When your father was in prison, I was the police officer assigned to your family. In those days, a policeman was assigned to take care of the families of political prisoners. We would drive you to prison visits, get your groceries and run errands. I was very moved by the plight of your mother, who was taking care of three young girls alone, and going to visit her husband in jail, sometimes taking you with her.
He kept shaking my hand and I realized my petite mother, who always does what needs to be done, and my father who is never less than dignified, had left a lasting impression on a fresh graduate, heading out into the real world. I could see in his whole demeanor, that the memory of that young family had not left him, and he had spent time wondering what had become of them. The fact that I came to him enrolled in the nation’s leading University (at the time) from one of the top departments (at the time) to design a theoretical Police Academy, was a full circle moment for him. I feel good that we were able to give him a happy ending. I just wish one of us could remember what his name was.
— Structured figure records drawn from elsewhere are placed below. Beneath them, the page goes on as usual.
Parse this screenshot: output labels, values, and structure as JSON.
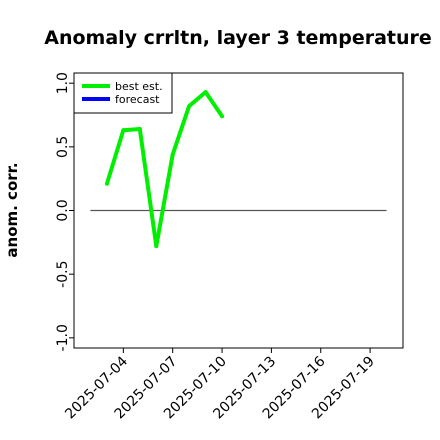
{
  "chart_data": {
    "type": "line",
    "title": "Anomaly crrltn, layer 3 temperature",
    "xlabel": "",
    "ylabel": "anom. corr.",
    "ylim": [
      -1.08,
      1.08
    ],
    "yticks": [
      -1.0,
      -0.5,
      0.0,
      0.5,
      1.0
    ],
    "ytick_labels": [
      "-1.0",
      "-0.5",
      "0.0",
      "0.5",
      "1.0"
    ],
    "xlim": [
      "2025-07-01",
      "2025-07-21"
    ],
    "xticks": [
      "2025-07-04",
      "2025-07-07",
      "2025-07-10",
      "2025-07-13",
      "2025-07-16",
      "2025-07-19"
    ],
    "highlighted_xtick": "2025-07-10",
    "highlight_color": "#228b22",
    "reference_line": {
      "y": 0.0,
      "from": "2025-07-02",
      "to": "2025-07-20",
      "color": "#555555"
    },
    "legend": {
      "position": "top-left",
      "frame": true
    },
    "series": [
      {
        "name": "best est.",
        "color": "#00ee00",
        "x": [
          "2025-07-03",
          "2025-07-04",
          "2025-07-05",
          "2025-07-06",
          "2025-07-07",
          "2025-07-08",
          "2025-07-09",
          "2025-07-10"
        ],
        "values": [
          0.21,
          0.63,
          0.64,
          -0.28,
          0.44,
          0.82,
          0.93,
          0.74
        ]
      },
      {
        "name": "forecast",
        "color": "#0000ff",
        "x": [],
        "values": []
      }
    ]
  }
}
Something tells me that political prisoners are not given the same treatment these days.
Back to my young family...

This is an excerpt from an email my father sent to a friend of his, who he forwarded this post to...

I  tell   some   of  what  was   going  on   in  that  six  months  and  ten  days   as "  guest  of  the  government ".
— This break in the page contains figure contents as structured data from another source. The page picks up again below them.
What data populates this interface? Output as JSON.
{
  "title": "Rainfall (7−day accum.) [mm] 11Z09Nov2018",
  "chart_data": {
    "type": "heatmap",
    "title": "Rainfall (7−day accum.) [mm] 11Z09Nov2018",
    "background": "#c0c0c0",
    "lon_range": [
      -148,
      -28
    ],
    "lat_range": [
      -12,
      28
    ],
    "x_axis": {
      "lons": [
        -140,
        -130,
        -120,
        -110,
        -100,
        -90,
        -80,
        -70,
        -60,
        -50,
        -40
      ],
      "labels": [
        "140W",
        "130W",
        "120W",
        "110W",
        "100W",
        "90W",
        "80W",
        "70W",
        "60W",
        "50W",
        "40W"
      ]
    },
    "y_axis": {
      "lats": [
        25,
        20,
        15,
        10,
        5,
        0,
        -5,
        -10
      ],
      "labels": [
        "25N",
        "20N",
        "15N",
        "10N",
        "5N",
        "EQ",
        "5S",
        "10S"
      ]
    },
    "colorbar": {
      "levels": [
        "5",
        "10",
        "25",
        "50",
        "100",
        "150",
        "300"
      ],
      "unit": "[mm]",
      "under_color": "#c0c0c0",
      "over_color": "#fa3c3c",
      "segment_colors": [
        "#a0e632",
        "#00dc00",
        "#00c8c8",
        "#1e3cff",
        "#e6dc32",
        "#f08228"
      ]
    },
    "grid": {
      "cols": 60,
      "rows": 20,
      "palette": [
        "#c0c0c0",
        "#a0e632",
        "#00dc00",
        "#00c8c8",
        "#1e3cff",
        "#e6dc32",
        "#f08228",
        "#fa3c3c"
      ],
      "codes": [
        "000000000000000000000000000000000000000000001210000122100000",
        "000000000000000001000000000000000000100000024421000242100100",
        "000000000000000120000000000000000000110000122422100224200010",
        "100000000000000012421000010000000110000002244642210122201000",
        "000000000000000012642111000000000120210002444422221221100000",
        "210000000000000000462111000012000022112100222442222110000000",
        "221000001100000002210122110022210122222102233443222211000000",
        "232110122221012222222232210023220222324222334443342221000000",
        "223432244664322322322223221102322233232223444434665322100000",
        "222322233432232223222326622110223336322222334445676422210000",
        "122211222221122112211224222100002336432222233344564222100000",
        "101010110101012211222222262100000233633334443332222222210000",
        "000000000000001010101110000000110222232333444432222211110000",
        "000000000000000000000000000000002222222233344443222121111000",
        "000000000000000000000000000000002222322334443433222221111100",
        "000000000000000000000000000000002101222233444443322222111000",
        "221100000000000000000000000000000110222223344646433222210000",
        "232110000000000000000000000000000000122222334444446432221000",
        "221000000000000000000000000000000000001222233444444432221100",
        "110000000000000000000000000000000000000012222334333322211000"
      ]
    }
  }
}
In   the  company  of  many  university  staff  , some   reputed  lawyers,  some   university  students , some  of  them  now  professors  and  very  high  ranking  civil  servants,  and  others  we   were  rounded  in  part  of  the  state   prison  that  was  and  probably  still  is  named   ironically  " Alsaraya"  meaning   'The  Palace'.   Among  other  things  I was  "Head Administrater'  of  the  group  mainly  caring  for  the  two  miserable    meals  of  the  day  and  organizing   cultural  and  sports  activities .    In  fact  it  was    my  sports  responsibilities       which    introduced  me  to   who  would later become  my  beloved   wife,  Taggy's   mother. 
During  that    wonderful  period   in  prison, I  met  wonderful  people  and   made lasting   friends ,  read  more  than    forty  volumes,   making  Quran  khatma  every   ten  days  ..among  other  things..In   prison  each  one  of  us   was   given  two  blankets. No  beds.  You   spread  blankets  on  floor   and  when  it  was  cold   use  one  as  cover.
You  think   six  months  and  ten  days   was  long.  Not  long  brother  Tayeb  spent  two  full  years  as  "Guest  of  Government"    just  for  a  letter  found  with  him  which  I  wrote  to  him  while  he  was    in  Cambridge  for  his  PhD.. He  came  back  with  the  letter   as  part  of  his  personal  effects  and  never  realized   that  would  take  him  where  it  did.
Those  were     wonderful   years  that   brought   us  all  very  very   close.